Schumm previously had said he expected the project to cost the city in the $13 million to $16 million range. But that was a cost estimate, he said Friday, that did not include interest costs that would have to be paid on a bond that would have financed the project. With the interest costs, the city would have paid about $24 million over a 20 year period to build a recreation center on its own, but Schumm said the center would have been significantly smaller than what is now proposed. Under the Fritzel offer, the entire $24 million will be used for construction.
“We’ll basically be getting three-eighths more of a facility than we ever thought we could get,” Schumm said.
The city would make the lease payments of $1.2 million a year to Fritzel with money that has become available as the city recently has paid off several projects — the indoor aquatics center and the Community Health Building are examples.
“We will not have to raise any taxes to build this building,” Schumm said.
Attempts to reach Fritzel for comment on his involvement in the project were not successful on Friday.

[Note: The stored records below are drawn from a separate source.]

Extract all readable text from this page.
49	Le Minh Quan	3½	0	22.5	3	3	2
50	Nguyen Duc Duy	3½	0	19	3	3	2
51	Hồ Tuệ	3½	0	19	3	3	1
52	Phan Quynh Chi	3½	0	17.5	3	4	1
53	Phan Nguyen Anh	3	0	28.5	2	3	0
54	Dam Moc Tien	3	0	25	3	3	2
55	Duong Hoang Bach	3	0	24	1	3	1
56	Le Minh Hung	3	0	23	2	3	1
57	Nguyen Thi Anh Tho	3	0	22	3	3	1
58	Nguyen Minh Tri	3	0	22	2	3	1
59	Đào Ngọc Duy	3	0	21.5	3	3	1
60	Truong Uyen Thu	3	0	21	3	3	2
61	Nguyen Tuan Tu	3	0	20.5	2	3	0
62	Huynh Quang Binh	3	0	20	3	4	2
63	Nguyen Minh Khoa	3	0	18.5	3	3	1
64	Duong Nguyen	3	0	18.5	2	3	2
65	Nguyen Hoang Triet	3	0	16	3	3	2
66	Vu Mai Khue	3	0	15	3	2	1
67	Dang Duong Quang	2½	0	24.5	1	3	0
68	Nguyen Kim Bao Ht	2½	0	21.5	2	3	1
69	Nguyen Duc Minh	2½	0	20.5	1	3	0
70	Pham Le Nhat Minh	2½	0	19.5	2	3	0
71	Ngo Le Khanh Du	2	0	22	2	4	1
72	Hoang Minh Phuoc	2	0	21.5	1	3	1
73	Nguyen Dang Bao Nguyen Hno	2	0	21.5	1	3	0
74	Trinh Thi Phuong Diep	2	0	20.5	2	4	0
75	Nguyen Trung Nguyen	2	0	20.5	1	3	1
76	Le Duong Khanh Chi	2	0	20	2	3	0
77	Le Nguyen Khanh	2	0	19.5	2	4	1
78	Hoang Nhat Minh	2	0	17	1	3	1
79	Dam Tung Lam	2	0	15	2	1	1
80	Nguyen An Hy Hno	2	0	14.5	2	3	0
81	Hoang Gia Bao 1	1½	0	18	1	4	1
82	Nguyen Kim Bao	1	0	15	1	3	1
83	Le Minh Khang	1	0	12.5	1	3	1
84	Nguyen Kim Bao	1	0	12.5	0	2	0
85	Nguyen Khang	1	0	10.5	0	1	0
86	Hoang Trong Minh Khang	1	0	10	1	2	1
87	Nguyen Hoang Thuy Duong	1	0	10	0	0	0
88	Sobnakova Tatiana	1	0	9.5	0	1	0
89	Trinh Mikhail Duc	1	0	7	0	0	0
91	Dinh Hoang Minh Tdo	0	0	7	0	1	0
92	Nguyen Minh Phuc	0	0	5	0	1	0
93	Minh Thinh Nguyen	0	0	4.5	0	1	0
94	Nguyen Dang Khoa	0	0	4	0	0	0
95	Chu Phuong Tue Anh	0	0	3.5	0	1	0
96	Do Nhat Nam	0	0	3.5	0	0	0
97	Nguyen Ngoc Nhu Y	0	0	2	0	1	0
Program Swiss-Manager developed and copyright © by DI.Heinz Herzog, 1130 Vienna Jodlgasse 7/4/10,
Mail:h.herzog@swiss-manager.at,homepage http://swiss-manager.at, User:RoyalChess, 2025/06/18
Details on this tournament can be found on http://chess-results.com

• The $24 million in payments to Fritzel will not cover any of the infrastructure and road costs to serve the site. The city has estimated it will cost about $2.4 million to extend water and sewer service to the site. Currently, the city is proposing those costs be paid for by city ratepayers.
The city doesn’t yet have a cost estimate to build roads for the site. But the city is now proposing that a special taxing district be created to pay for the roads. Under the proposal, an extra 1 percent sales tax would be charged on all sales made at the recreation center plus the approximately 100 acres adjacent to the center that would be privately-owned and commercially developed.
• The project is still envisioned to have a major Kansas University component. Schumm said he believes KU is very eager to build an outdoor track and field stadium and a soccer field at the site. Under the current proposal, Fritzel would be the builder of those facilities as well.
KU’s involvement in the project is expected to help make the center attractive to regional and national youth tournaments, which city leaders believe will provide a major boost to the city’s economy.
• Neighbors of the proposed site have filed a protest petition objecting to the proposed commercial zoning for the property. Schumm said city officials have met with area homeowners twice and will continue to meet in the future. He said several concerns center around lighting and usage of the outdoor track and field stadium. Schumm said a current design for the site attempts to keep the stadium about 600 feet away from the nearest residence.
Commissioners will meet at 6:35 p.m. on Tuesday at City Hall to receive a briefing on the project.